Le destin lié des bergers et des spéléologues 

Le berger est assis à flanc de montagne, adossé à un pin. Il observe en contrebas les spéléologues s’affairer autour d’un trou sur l’alpage où paissent ses bêtes. Les conquérants viennent coloniser ses mystères et cartographier sa mémoire. Avant chaque expédition, les spéléologues ont l’habitude d’interroger les bergers. Ils connaissent mieux que personnes les cavités de la montagne, leurs dangers et leurs mythes. L’ensemble du film est construit autour de cette relation indirecte, entre les explorateurs et la mémoire vivante des lieux. À mesure que les hommes descendent, le berger s’enfonce dans la mort. Alors qu’on explore les entrailles de la Terre, les siennes restent une énigme pour la science. 

Le film pousse le parallèle entre la grotte et le corps du vieil homme jusqu’à l’excès. Cela n’empêche pas Frammartino de livrer une réflexion passionnante sur la relation entre archaïsme et modernité. Pour éclairer le fond de la grotte, les spéléologues y jettent les pages en feu d’un magazine où s’affiche l’état d’un monde qui s’accélère. L’écho du progrès disparaît dans le silence de l’abîme. 

Les paysages mystiques du parc national du Pollino se dévoilent tout en pudeur et en austérité. La rudesse du climat a creusé les rides du vieux berger. Le relief du paysage a fini par s’imprimer sur son visage.  Michelangelo Frammartino aime filmer la Calabre de ses origines.  Elle était déjà le théâtre de son précédent long-métrage, Le quattro volte, présenté à Cannes en 2010.

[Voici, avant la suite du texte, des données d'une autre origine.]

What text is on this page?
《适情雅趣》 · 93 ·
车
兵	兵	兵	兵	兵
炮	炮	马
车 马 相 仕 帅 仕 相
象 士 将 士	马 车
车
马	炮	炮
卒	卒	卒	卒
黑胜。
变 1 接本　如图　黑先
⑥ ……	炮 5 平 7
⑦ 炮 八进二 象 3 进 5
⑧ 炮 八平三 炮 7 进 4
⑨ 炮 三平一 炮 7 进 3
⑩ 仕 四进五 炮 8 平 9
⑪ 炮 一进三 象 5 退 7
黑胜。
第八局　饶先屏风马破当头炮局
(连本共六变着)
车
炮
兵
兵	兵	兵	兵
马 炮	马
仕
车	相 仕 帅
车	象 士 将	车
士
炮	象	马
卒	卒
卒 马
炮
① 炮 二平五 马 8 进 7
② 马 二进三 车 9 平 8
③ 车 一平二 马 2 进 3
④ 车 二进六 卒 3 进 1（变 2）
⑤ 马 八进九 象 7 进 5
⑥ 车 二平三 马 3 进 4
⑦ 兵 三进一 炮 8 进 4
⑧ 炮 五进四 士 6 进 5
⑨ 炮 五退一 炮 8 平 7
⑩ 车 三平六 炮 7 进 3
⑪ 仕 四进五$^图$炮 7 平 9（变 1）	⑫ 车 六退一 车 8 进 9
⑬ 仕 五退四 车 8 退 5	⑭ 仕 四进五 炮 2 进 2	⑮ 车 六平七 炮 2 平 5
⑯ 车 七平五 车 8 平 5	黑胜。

Filmer le silence et l’obscurité du gouffre 

Le film retranscrit avec brio toutes les notes du silence : à la fois sous terre où chaque goutte d’eau résonne comme une note d’orgue, mais également sur les alpages calabrais où le vent bruisse entre les feuilles et glisse sur les pâturages. L’absence de dialogue laisse toute la place au langage des spéléologues et des bergers. L’écho des premiers répond aux cris des hommes qui guident leurs troupeaux dans une langue connue seulement des bêtes.  

Filmer l’absence de lumière relève de la prouesse technique. Après plusieurs mois de préparation, le réalisateur et son équipe sont descendus chaque jour pendant six semaines filmer la grotte, reliée à la surface par une fibre optique longue d’un kilomètre. Chaque matin, l’équipe entame une descente de cinq heures dans les profondeurs. À peine le temps de filmer une heure qu’il faut entamer une remontée toute aussi longue. Dans l’obscurité, les lampes frontales des spéléologues guident la caméra et révèlent ce qui peut être vu.  

Le résultat est une immersion visuelle et sonore totale faite pour être vue au cinéma. Le gouffre happe littéralement le spectateur qui entame une descente hypnotique, seulement troublée par la beauté des paysages du sud de l’Italie. 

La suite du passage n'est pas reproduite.